Evangélicos não veneram Maria, tampouco Nossa Senhora Aparecida. Essa é uma das grandes diferenças entre a doutrina evangélica e a católica. Para os evangélicos, Maria é uma das tantas personagens, narradas nos textos da Bíblia, que participaram do projeto redentor de Deus para o mundo. Foi especial por ser conhecida como aquela que foi escolhida por Deus como mãe de Jesus.

No Brasil, o caráter de minoria religiosa do segmento evangélico e sua postura predominantemente anticatólica, tornou seus princípios de fé ainda mais redutores da figura de Maria. Ela é raramente lembrada em pregações, na educação religiosa, à exceção do Natal (data em que aparece com maior destaque) e em algumas situações na Páscoa (memória cristã da morte e da ressurreição de Jesus).

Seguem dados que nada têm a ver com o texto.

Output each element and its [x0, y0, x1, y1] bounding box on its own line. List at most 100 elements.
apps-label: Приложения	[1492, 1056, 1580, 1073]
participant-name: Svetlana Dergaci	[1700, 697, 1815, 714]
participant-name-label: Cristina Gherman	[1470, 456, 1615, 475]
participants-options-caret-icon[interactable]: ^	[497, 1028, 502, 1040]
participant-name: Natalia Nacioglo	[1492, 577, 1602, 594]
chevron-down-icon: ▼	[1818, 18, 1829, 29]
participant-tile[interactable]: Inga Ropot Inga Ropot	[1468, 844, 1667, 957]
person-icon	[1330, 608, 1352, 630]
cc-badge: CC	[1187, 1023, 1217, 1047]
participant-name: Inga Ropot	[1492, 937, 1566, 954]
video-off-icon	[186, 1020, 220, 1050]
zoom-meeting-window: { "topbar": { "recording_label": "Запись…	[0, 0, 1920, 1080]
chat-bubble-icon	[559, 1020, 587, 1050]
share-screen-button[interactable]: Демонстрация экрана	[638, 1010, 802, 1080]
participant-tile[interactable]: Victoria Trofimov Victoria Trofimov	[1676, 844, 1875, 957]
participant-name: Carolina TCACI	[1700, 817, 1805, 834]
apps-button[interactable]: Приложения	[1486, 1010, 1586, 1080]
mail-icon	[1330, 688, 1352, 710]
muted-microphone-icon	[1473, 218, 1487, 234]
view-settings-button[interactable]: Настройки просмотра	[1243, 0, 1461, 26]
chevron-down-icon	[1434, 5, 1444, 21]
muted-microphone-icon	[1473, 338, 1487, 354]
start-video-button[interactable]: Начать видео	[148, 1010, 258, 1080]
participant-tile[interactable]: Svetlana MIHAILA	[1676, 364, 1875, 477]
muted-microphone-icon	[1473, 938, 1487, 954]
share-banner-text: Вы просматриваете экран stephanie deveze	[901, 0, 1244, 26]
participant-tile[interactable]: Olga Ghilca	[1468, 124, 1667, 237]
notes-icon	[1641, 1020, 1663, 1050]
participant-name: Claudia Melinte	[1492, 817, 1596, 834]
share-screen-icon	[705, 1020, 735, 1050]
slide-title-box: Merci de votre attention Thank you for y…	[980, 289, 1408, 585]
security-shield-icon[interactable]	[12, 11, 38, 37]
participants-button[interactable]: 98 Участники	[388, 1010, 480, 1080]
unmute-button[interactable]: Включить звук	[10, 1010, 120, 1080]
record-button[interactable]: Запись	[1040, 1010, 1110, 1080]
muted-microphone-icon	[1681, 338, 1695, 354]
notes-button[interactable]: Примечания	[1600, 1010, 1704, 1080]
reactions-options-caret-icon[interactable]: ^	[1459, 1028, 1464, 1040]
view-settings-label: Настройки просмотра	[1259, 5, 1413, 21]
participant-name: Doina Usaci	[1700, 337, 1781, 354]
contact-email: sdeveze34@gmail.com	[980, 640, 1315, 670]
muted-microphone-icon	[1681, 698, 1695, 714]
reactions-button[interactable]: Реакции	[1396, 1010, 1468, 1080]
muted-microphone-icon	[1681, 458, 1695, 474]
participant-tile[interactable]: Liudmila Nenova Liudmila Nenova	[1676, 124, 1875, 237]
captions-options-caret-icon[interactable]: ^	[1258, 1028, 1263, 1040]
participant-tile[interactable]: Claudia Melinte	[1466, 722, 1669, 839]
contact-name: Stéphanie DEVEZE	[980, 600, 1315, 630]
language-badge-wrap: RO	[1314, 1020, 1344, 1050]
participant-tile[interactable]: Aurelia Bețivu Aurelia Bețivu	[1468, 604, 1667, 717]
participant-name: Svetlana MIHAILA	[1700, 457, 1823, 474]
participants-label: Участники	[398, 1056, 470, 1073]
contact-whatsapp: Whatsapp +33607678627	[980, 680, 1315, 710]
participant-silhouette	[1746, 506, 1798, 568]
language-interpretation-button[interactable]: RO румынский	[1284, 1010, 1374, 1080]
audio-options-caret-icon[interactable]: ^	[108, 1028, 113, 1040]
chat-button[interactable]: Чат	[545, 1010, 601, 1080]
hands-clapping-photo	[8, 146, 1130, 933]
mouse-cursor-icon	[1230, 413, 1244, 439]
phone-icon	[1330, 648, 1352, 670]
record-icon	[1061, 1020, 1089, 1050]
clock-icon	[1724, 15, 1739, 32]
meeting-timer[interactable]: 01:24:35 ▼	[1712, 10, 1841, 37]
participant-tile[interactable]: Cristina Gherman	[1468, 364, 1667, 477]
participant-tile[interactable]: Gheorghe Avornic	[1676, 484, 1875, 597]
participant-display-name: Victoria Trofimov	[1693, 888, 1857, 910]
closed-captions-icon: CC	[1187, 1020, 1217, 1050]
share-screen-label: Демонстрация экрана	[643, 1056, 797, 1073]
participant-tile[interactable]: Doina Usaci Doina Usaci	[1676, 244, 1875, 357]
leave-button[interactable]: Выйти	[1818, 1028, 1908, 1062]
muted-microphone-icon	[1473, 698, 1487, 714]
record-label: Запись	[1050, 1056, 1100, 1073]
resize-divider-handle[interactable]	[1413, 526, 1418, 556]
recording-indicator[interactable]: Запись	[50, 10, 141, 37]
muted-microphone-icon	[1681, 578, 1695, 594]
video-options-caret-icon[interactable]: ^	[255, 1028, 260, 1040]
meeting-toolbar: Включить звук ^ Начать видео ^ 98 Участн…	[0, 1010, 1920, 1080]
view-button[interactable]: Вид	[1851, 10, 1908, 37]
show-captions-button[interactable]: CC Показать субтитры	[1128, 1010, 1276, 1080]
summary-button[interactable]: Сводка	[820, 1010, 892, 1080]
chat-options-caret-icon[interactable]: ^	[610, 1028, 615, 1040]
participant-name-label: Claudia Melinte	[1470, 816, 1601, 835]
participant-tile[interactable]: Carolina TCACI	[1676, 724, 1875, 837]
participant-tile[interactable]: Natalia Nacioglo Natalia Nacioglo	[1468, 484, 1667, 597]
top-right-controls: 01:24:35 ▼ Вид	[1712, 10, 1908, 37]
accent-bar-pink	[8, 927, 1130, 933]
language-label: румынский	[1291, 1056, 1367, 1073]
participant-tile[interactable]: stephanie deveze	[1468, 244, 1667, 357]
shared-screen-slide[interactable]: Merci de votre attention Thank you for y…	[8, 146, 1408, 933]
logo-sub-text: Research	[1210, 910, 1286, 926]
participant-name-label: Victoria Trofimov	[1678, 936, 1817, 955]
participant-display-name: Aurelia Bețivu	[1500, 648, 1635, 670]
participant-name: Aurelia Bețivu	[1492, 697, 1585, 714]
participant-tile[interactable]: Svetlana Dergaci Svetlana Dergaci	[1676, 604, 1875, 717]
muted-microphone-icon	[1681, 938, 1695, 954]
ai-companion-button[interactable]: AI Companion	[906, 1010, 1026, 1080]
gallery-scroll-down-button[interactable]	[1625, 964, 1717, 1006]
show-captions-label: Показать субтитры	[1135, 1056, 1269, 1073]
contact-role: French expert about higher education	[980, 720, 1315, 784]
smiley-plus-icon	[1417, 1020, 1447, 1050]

No entanto, nas últimas décadas, a leitura bíblica desenvolvida por teólogas evangélicas e católicas junto com participantes das comunidades cristãs espalhadas Brasil afora, tem recuperado o lugar das mulheres na história da fé cristã. E essas leituras vão redescobrindo como a figura de Maria é inspiradora para cristãs e cristãos e também para todas as pessoas.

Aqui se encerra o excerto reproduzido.